Databricks is enhancing the R user experience in 2025 with:
As we welcome the new year, we're thrilled to announce several new resources for R users on Databricks: a comprehensive developer guide, the release of brickster
on CRAN, migration guides from SparkR
to sparklyr
, and expanding support for Databricks in the R ecosystem—particularly in generative AI, thanks to our strong ongoing partnership with Posit.
For R users, we’ve created the R Developer’s Guide to Databricks. This guide provides instructions on how to perform your usual R workflows on Databricks and scale them using the platform's capabilities. For admins, it offers best practices for managing secure and cost-effective infrastructure, tailored to the needs and preferences of R users.

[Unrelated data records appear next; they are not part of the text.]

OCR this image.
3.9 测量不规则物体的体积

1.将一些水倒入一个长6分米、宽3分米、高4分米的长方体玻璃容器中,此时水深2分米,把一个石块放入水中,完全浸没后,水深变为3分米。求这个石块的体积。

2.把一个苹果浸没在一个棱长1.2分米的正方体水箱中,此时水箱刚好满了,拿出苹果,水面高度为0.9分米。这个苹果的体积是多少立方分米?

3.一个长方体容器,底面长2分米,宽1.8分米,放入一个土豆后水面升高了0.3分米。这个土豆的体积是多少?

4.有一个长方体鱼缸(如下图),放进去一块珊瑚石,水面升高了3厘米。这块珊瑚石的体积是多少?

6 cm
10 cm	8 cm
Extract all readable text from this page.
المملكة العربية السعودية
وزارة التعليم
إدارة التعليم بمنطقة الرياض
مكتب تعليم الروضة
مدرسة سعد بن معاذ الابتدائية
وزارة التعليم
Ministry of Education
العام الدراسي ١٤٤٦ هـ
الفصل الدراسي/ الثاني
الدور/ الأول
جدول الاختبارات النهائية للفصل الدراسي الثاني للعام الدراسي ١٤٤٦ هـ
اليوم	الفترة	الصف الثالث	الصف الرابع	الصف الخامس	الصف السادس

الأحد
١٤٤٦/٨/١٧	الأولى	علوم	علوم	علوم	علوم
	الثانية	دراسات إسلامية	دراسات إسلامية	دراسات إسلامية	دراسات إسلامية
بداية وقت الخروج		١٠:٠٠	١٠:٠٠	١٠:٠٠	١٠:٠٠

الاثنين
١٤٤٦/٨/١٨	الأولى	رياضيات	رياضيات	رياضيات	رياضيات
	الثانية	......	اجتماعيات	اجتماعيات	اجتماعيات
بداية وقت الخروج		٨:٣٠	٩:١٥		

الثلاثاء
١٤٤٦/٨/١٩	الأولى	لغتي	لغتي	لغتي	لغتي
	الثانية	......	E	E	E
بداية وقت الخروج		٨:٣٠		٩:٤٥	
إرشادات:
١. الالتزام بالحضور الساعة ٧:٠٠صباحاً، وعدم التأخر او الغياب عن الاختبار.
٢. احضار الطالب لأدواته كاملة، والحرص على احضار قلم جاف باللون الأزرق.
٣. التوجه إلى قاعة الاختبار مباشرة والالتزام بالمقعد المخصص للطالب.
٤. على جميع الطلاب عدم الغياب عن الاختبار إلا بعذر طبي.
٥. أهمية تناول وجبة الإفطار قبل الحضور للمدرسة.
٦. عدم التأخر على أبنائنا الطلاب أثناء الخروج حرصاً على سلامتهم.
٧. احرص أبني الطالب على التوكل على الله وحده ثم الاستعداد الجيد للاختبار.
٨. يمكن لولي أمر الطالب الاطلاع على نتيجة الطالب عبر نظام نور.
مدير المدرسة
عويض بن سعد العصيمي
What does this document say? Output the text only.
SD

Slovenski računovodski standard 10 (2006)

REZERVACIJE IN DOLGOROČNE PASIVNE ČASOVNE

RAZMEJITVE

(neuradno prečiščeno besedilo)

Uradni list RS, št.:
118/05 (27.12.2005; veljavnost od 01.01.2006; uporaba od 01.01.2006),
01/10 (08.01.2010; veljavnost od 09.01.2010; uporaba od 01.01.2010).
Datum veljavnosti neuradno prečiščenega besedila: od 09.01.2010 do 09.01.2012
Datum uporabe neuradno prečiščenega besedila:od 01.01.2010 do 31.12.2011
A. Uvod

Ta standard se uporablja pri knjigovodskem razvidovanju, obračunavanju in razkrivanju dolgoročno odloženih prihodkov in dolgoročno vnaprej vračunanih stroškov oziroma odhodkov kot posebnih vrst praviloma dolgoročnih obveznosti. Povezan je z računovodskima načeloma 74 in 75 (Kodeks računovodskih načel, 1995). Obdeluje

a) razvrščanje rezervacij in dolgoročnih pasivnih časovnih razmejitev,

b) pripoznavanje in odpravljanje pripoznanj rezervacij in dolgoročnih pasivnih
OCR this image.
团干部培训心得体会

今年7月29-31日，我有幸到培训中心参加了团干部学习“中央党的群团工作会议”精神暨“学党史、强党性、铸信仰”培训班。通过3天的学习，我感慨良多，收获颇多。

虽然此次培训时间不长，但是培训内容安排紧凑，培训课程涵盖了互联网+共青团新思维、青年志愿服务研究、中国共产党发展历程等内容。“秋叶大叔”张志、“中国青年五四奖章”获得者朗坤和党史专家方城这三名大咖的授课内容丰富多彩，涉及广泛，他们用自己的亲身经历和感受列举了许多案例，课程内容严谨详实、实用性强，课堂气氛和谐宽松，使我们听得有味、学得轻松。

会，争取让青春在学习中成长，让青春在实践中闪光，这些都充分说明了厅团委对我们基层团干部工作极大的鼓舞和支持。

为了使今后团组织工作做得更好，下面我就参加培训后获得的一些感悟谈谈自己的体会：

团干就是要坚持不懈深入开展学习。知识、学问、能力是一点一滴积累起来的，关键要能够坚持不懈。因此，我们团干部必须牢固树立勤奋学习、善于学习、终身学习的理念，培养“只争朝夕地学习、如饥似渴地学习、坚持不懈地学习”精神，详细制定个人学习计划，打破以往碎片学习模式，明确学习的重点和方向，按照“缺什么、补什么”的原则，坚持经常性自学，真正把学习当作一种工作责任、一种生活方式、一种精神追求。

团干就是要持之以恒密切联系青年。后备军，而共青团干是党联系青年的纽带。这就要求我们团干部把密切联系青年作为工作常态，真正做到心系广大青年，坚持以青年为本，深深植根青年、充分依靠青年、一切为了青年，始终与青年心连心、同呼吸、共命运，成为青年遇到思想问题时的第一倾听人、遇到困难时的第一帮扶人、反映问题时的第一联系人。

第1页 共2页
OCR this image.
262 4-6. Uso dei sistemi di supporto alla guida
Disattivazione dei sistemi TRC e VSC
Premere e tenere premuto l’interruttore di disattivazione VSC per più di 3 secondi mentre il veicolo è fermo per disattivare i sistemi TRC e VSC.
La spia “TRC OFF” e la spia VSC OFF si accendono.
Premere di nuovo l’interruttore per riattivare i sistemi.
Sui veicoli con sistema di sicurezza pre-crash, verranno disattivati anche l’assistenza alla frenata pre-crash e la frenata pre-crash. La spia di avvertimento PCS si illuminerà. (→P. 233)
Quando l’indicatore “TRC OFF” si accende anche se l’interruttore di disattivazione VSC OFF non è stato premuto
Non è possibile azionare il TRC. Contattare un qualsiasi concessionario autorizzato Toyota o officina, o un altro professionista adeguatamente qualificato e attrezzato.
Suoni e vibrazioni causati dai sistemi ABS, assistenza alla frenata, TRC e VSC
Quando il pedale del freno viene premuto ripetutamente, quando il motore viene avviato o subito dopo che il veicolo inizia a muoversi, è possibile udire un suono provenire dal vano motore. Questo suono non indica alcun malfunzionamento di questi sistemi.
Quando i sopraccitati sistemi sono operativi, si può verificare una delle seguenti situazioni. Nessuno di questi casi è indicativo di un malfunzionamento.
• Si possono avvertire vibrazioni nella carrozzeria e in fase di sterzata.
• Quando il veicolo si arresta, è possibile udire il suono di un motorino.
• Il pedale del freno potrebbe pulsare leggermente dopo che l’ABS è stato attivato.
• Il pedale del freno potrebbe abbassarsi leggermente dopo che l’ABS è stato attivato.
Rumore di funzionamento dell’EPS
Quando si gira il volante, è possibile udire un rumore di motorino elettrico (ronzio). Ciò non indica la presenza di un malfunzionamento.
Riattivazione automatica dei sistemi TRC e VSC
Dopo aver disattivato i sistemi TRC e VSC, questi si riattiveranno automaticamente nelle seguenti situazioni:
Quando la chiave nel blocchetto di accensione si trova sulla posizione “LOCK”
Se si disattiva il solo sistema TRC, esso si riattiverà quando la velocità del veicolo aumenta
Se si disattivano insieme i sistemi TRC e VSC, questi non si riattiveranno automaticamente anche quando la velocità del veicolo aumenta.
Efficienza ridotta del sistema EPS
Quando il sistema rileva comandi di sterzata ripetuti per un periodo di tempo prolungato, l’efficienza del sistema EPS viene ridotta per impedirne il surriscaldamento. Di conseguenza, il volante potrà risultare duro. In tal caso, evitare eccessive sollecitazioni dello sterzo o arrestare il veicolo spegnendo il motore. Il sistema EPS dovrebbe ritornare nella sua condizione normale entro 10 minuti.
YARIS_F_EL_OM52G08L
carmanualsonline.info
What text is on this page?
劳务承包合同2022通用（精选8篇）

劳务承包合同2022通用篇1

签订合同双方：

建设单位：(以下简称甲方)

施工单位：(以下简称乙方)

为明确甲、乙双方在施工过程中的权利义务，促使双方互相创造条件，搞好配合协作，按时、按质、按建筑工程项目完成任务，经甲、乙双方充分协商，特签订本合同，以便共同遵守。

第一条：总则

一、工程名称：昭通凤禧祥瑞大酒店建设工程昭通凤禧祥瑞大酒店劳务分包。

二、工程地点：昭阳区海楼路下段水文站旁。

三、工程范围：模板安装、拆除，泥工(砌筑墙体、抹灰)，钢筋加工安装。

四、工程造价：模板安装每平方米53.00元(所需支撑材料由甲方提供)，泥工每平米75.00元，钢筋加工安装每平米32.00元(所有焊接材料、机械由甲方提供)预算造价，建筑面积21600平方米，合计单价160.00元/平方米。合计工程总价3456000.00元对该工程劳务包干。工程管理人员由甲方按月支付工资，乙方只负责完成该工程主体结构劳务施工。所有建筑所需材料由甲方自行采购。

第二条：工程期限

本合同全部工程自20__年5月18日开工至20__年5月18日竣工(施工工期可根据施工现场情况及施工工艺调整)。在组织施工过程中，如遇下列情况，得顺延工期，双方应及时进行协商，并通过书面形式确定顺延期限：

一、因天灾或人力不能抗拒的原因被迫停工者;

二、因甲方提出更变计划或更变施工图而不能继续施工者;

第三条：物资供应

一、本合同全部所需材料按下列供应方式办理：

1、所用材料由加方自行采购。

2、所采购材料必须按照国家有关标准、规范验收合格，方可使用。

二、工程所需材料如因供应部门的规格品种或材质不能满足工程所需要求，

The guide is systematically organized, starting with the fundamental concepts and architecture of the Databricks Data Intelligence Platform, followed by a hands-on tutorial to bring these concepts to life. It provides detailed instructions for setting up your development environment, whether using the Databricks code editor or IDEs like RStudio, Positron, or VS Code, with sections on developer tools and package management. Next, it explores scaling R code using Apache Spark™ and Databricks Workflows. The guide concludes with advanced topics, including operating Shiny apps on Databricks.
brickster is the R package built for R developers by an R developer - now on CRAN!
brickster
wraps Databricks REST APIs that are of greatest interest to R users such as Databricks Workflows, file system operations and cluster management. It also includes a rich set of utility functions and integrations with RStudio, bringing Databricks to you. It’s well documented with vignettes for job automation and cluster management, and examples for each function.
Let’s consider two examples of how brickster
can bring Databricks to RStudio. First, the open_workspace()
function lets you browse the Databricks Workspace directly from the RStudio Connections Pane:
Second, for the most immersive developer experience, check out the db_repl()
function. It creates a local REPL (read-eval-print loop) where every command executes remotely on Databricks in the language of your choice.
Whether you're a rookie or a power user, if you work with Databricks from an IDE, give brickster
a try—it’s worth it.
SparkR
and sparklyr
are both R packages designed to work with Apache Spark™, but differ significantly in design, syntax, and integration with the broader R ecosystem. This complexity can be confusing to R users new to Spark, so beginning with Apache Spark™ 4.x SparkR
will be deprecated, and sparklyr
will become the sole recommended package. To aid users in code migration from one to the other, we have compiled another guide that illustrates the differences between each package, including many specific function mappings.
You can find the guide on GitHub here.
In addition to brickster
, the broader R ecosystem is increasing support for working with Databricks.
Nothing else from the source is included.